Local tax experts say that wealthy South Africans are escaping the tax net amid a collapse in the South African Revenue Service’s (SARS) enforcement division. This is according to a report in the City Press, citing Judge Dennis Davis, chair of the Davis Tax Committee, and former SARS adviser, Yolisa Pikie, who it noted was part of a purge at the tax group. Both men were speaking at a conference on tax evasion and illicit financial flows organised by the Alternative Information Development Centre, a nongovernmental organisation, in Cape Town. Davis told delegates that the latest tax tables, published in the Budget Review, “make no sense”. City Press reported that approximately 103,000 people would fall into a new top wealthy tax category, citing Treasury.
“That makes no sense to me. There have to be more … I know more people on the Johannesburg Bar earning R5 million a year than the tax tables show,” said Davis. He said that affluent individuals are eluding the tax net. Pikie pinpointed the loss of expertise at the tax body. “What is not well known is that 80% of all corporate income tax comes from only about 400 companies,” said Pikie.

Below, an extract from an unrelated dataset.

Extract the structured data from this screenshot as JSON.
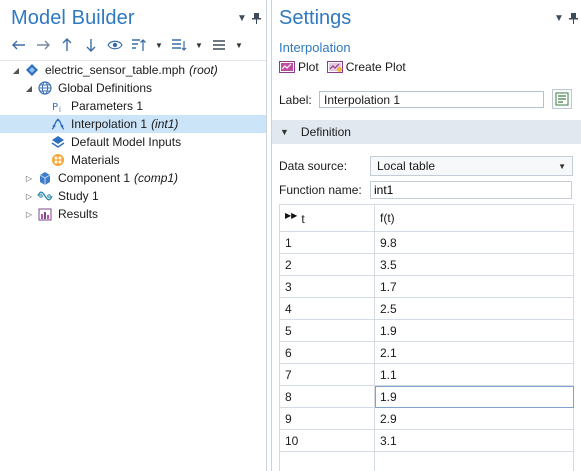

“The enforcement division has collapsed and some of us have been kicked to the kerb,” he said, as reported by City Press. Davis told delegates that while the revenue is down by R14 billion on personal income tax, it was not because of a slow economy as was suggested by SARS commissioner Tom Moyane, as corporate tax increased by R6.5 billion. “Tell me how that happens,” the tax expert said. The country’s tax tables were updated following the announcement of new tax changes for the 2017/18 financial year in February, by finance minister Pravin Gordhan. One of the biggest changes announced by the finance minister was the introduction of a new tax bracket, aimed at the country’s wealthy.
South Africans who earn more than R1.5 million a year will form part of a new tax bracket which will be taxed at 45%. Together these changes are expected to raise and additional R16.5 billion in tax revenue, which will cover a large bulk of the R28 billion shortfall.

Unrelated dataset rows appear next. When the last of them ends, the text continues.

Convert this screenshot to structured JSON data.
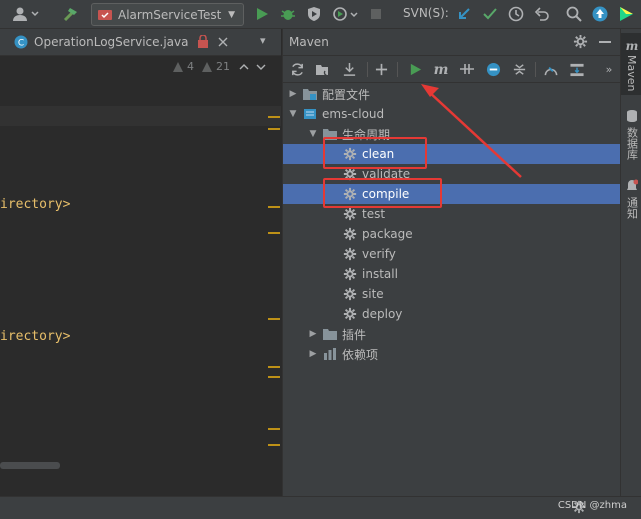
{
  "toolbar": {
    "run_config_label": "AlarmServiceTest",
    "svn_label": "SVN(S):"
  },
  "editor": {
    "tab_filename": "OperationLogService.java",
    "warning_count": "4",
    "weak_warning_count": "21",
    "code_lines": [
      "irectory>",
      "irectory>"
    ]
  },
  "maven": {
    "title": "Maven",
    "tree": {
      "config_files": "配置文件",
      "project": "ems-cloud",
      "lifecycle": "生命周期",
      "goals": [
        "clean",
        "validate",
        "compile",
        "test",
        "package",
        "verify",
        "install",
        "site",
        "deploy"
      ],
      "plugins": "插件",
      "dependencies": "依赖项"
    }
  },
  "right_bar": {
    "maven_tab": "Maven",
    "database_tab": "数据库",
    "notifications_tab": "通知"
  },
  "status": {
    "watermark": "CSDN @zhma"
  },
  "colors": {
    "accent_selection": "#4b6eaf",
    "run_green": "#499c54",
    "annotation_red": "#e53935"
  }
}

This is how the new tax tables look:
Taxable income | Tax rate |
Under R189 880 | 18% of taxable income |
R189 881 – R296 540 | R34 178 + 26% of taxable income above R189 880 |
R296 541 – R410 460 | R61 910 + 31% of taxable income above R296 540 |
R410 461 – R555 600 | R97 225 + 36% of taxable income above R410 460 |
R555 601 – R708 310 | R149 475 + 39% of taxable income above R555 600 |
R708 311 – R1 500 000 | R209 032 + 41% of taxable income above R708 310 |
R1 500 001 and above | R533 625 + 45% of taxable income above R1 500 000 |
By Business Tech
This article is a general information sheet and should not be used or relied upon as professional advice. No liability can be accepted for any errors or omissions nor for any loss or damage arising from reliance upon any information herein. Always contact your financial adviser for specific and detailed advice. Errors and omissions excepted (E&OE)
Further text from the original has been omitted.